Vermouth in Palma
My wife and I passed La Sifoneria many times on the way to and from our accommodation in Palma’s Old City. It was always closed. For three days, we’d followed our host’s advice on where to eat and what to see in Majorca, with great success. A visit to the wine bar in a garage was the last box to tick, and we kept coming up short.
We left the house on our final night on the island and saw a dim light spilling from an open garage at the end of the street. We beelined for the entrance.
The ancient flagstone floor dropped into a low-ceilinged room. Chalk-scrawled barrels of vino tinto and cava were precariously stacked against the right-hand wall.
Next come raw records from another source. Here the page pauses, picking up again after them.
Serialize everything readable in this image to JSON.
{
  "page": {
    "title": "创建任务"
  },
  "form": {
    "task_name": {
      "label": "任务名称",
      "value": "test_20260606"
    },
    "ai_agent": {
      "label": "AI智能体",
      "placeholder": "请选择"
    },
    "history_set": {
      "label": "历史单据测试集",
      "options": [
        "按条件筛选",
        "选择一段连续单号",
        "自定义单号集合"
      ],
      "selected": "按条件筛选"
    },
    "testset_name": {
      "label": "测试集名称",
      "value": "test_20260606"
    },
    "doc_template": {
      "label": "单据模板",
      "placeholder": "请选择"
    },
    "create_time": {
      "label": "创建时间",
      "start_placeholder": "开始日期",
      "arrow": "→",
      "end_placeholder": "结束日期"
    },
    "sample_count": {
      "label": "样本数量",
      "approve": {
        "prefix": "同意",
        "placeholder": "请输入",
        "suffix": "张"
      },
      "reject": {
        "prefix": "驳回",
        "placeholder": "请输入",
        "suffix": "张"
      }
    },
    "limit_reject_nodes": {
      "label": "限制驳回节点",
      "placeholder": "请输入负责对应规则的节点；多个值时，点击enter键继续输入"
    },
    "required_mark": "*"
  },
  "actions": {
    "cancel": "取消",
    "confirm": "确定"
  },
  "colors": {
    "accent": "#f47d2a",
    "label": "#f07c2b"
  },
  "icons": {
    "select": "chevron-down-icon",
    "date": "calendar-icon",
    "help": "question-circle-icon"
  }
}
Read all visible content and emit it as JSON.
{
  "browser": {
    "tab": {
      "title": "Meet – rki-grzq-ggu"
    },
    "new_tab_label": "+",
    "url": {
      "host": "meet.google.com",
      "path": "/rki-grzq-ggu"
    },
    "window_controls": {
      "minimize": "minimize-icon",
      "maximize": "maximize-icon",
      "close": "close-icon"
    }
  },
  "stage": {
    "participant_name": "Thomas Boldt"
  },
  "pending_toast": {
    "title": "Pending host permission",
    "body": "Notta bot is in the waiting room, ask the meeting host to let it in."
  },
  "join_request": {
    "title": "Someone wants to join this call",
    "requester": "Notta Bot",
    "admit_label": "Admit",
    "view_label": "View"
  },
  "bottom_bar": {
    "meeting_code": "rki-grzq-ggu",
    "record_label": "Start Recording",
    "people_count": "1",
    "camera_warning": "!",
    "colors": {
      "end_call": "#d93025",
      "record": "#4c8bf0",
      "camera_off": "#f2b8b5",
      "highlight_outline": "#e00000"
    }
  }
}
The owner turned out to be a middle-aged blond woman standing next to a battered vanity table, deep in conversation with an older German couple as my wife and I sat down amid a pile of empty Chianti jugs. When she eventually came over to us, she asked us in English what kind of wine we liked, and made recommendations. A younger, fruitier wine for my wife and an aged, dry one for myself. Both were excellent.
Other customers came and went around us. Most seemed to be regulars, because they were greeted enthusiastically with a brief kiss, and served right away. Some folks brought back glasses that they had liberated during previous visits, which were promptly replaced and refilled.
We had finished our first glass of wine long before we thought to ask for a second. It seemed rude to interrupt the owner in the middle of her conversations.
Two Spaniards came in and took seats near us. Without placing an order, they were served short glasses of brown liquid mixed with seltzer. I asked what they were having. It was vermouth, and the owner began to prepare the same mixture for us.
Light, sweet, and vaguely effervescent from the seltzer, the mixture was subtle and round. We lingered over our drinks and watched as the owner bounced from person to person, shifting seamlessly between Spanish, German, and English.
Two slowly sipped drinks were all we allowed ourselves. We had dinner reservations across the street, but we agreed to come back afterwards for a nightcap.
When we emerged from the restaurant into the evening air, the doors to La Sifoneria were closed. We saw light coming from beneath the door and heard voices inside, but the party wasn’t for us. The neighbors were enjoying themselves on their own terms—as well they should.